“The which quotation is in its turn otherwise curious since it gave, I doubt not, the original suggestion to Coleridge of the verse wherein mention is made in simile of one who walks in tear and dread, and dares not turn his head—
“‘For well he knows a griesly fiend
Doth close behind him tread.’
“‘More or less accurately, my masters, more or less.’ ‘’Tis sixty years since’—I read the original.”
THE SPIRIT OF THE PORTA SAN GALLO
“And both the undying fish that swim
Through Bowscale Tarn did wait on him:
The pair were servants of his eye
In their immortality;
They moved about in open sight,
To and fro, for his delight.”—Wordsworth, Poems of the Imagination.

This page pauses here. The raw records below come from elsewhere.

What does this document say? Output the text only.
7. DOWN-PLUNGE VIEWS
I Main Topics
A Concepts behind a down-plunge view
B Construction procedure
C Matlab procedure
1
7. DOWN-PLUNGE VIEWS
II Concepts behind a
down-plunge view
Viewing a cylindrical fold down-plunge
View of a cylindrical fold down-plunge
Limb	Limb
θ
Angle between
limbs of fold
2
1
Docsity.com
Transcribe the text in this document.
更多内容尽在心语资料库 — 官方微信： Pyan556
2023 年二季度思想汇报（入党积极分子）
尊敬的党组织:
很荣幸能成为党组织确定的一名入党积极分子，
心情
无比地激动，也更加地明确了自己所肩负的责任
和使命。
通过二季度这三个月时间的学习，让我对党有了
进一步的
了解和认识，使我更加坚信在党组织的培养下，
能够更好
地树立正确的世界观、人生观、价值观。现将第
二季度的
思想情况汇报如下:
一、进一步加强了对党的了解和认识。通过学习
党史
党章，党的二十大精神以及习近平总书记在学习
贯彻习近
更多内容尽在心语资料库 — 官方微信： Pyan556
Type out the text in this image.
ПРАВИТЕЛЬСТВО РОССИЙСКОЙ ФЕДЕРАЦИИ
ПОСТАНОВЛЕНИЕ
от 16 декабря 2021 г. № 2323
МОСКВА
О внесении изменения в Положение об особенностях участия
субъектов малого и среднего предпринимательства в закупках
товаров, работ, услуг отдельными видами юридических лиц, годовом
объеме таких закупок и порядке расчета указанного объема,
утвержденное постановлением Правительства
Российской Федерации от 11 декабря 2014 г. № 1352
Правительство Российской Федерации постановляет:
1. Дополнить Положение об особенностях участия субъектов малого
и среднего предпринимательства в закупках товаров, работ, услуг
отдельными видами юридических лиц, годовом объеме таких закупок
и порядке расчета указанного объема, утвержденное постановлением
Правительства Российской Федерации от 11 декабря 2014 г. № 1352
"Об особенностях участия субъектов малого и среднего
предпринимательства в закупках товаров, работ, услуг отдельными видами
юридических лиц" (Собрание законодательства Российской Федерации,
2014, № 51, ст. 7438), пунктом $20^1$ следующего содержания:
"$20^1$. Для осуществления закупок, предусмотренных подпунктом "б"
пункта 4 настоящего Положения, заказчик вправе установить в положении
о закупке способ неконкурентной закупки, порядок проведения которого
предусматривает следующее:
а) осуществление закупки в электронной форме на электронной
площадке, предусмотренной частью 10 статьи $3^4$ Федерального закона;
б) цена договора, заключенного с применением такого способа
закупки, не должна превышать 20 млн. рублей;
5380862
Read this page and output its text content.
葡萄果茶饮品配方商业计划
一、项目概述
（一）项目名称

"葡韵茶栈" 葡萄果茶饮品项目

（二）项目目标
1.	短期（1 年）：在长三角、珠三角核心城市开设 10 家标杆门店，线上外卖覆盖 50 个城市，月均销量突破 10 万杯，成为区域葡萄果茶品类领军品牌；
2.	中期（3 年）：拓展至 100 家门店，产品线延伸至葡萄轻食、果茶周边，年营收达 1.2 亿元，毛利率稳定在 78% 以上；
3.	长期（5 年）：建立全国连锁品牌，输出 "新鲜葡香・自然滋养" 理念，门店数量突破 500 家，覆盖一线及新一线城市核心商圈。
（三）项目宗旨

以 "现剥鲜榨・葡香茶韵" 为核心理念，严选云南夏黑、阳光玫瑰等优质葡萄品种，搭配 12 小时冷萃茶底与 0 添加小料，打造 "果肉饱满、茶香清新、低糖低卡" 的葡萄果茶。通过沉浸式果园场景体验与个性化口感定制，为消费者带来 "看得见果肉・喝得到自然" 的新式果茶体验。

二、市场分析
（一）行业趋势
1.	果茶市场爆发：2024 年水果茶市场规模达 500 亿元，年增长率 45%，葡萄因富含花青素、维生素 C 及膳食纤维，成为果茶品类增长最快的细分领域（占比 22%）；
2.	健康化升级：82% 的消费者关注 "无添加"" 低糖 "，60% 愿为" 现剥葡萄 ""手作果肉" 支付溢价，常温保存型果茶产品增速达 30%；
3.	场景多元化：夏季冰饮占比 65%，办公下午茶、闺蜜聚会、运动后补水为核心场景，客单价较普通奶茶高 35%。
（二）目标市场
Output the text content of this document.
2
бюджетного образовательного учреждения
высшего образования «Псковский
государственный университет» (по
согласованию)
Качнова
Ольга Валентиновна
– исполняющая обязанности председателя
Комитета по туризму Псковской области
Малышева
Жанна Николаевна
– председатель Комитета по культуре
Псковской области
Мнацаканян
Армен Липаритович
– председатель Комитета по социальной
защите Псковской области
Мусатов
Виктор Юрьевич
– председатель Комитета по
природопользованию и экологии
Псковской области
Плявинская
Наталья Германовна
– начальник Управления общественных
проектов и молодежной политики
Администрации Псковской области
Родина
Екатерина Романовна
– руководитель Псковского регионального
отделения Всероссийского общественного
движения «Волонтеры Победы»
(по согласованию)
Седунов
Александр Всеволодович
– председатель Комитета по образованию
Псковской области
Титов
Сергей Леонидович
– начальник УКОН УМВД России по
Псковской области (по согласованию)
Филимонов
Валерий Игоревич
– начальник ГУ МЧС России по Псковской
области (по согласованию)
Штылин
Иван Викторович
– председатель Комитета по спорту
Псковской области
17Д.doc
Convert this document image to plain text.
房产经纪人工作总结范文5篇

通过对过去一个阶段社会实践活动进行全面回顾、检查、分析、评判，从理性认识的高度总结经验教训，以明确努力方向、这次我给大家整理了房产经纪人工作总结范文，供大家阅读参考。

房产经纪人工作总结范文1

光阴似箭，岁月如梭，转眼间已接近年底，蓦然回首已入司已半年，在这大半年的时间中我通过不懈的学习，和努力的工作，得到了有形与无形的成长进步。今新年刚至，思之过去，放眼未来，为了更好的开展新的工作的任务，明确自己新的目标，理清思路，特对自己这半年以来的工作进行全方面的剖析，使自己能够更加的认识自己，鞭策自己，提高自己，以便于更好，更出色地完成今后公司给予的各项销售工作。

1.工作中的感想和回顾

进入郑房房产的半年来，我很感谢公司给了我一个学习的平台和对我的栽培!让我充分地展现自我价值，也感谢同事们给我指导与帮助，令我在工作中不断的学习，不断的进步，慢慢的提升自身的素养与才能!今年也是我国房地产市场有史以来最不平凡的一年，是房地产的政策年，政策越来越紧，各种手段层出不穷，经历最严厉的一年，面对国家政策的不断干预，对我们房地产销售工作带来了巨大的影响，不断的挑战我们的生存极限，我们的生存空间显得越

The reader should never at once infer that a legend is recent because it is attached to a new place. Spirits and traditions are like the goblin of Norse tale, who moved with the family. The family changed its home to get rid of him, but on the way the elf popped his head out and remarked, “Wi flütten” (“We’re flitting” or moving). The ghost of Benjamin Franklin long haunted the library which he had founded in Philadelphia, and when the library or books were transferred to a new building, the ghost went with them and his statue. And in like manner the legend of the religious person, male or female, who is also a fish has travelled over many lands, till it came to the vasca or basin of the Porto San Gallo. Thus Leonard Vair, in his charming Trois Livres des Charmes, Sorcelages ou Enchantemens, Paris, 1583, tells us that “there is a cloister in Burgundy, by which there is a pond, and in this pond are as many fish as there be monks in the cloister. And when one of the fish swims on the surface of the water and beats with its tail, then one of the monks is ever ill.” But there is a mass of early Christian or un-Christian folklore which identifies “Catholic clergy-women” with fish, even as Quakers are identified in Philadelphia with shad. In Germany all maids just in
their teens are called Backfisch, that is, pan-fish or fritures, from their youth and liveliness, or delicacy. We may read in Friedrich that the fish is a common Christian symbol of immortality, which fully accounts for all legends of certain of them living for ever. The story which I have to tell is as follows:—
Lo Spirito della Vasca della Porta San Gallo.
“In this fountain-basin is found a pretty little fish, which is always there, and which no one can catch, because it always escapes with great lestezza or agility.
“And this is the queen of all the other fish, or else the Spirit of the Fountain.